In certain circumstances a company may terminate its ongoing reporting requirement if:
- The company becomes a fully-reporting registrant with the SEC
- The company has filed at least one annual report, but has no more than 300 shareholders of record
- The company has filed at least three annual reports, and has no more than $10 million in assets
- The company or another party purchases or repurchases all the securities sold in reliance on Section 4(a)(6)
- The company ceases to do business
However, regardless of whether a company has terminated its ongoing reporting requirement per SEC rules, SeedInvest works with all companies on its platform to ensure that investors are provided quarterly updates. These quarterly reports will include information such as: (i) quarterly net sales, (ii) quarterly change in cash and cash on hand, (iii) material updates on the business, (iv) fundraising updates (any plans for next round, current round status, etc.), and (v) any notable press and news.
Currently there is no market or liquidity for these securities. Right now Locai Solutions does not plan to list these securities on a national exchange or another secondary market. At some point Locai Solutions may choose to do so, but until then you should plan to hold your investment for a significant period of time before a “liquidation event” occurs. A “liquidation event” is when Locai Solutions either lists their securities on an exchange, is acquired, or goes bankrupt.
You can return to SeedInvest at any time to view your portfolio of investments and obtain a summary statement. If invested under Regulation CF you may also receive periodic updates from the company about their business, in addition to monthly account statements.
This is Locai Solutions's fundraising profile page, where you can find information that may be helpful for you to make an investment decision in their company. The information on this page includes the company overview, team bios, and the risks and disclosures related to this investment opportunity. If the company runs a side by side offering that includes an offering under Regulation CF, you may also find a copy of the Locai Solutions's Form C. The Form C includes important details about Locai Solutions's fundraise that you should review before investing.
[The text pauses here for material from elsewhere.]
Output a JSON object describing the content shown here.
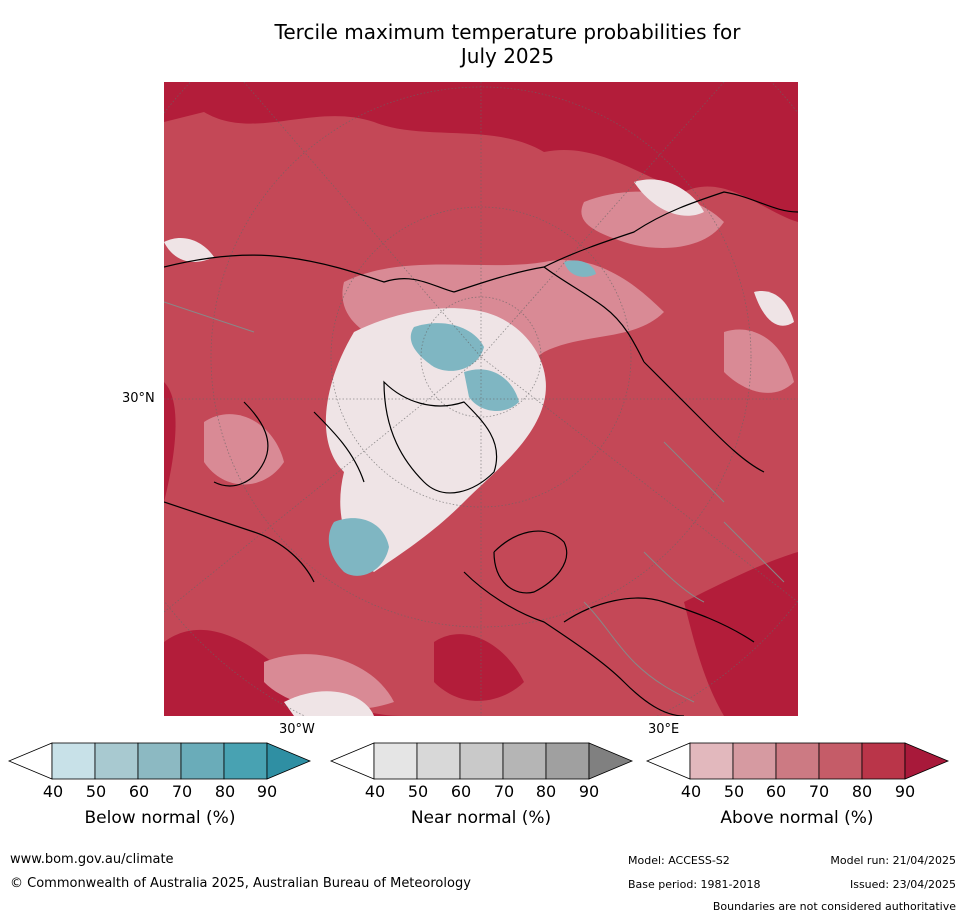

For offerings made under Regulation CF, you may cancel your investment at any time up to 48 hours before a closing occurs or an earlier date set by the company. You will be sent a reminder notification approximately five days before the closing or set date giving you an opportunity to cancel your investment if you had not already done so. Once a closing occurs, and if you have not canceled your investment, you will receive an email notifying you that your securities have been issued. If you have already funded your investment, your funds will be promptly refunded to you upon cancellation. To cancel your investment, you may go to your account's portfolio page by clicking your profile icon in the top right corner.
If you invest under any other offering type, you may cancel your investment at any time, for any reason until a closing occurs. You will receive an email when the closing occurs and your securities have been issued. If you have already funded your investment and your funds are in escrow, your funds will be promptly refunded to you upon cancellation. To cancel your investment, please go to your account's portfolio page by clicking your profile icon in the top right corner.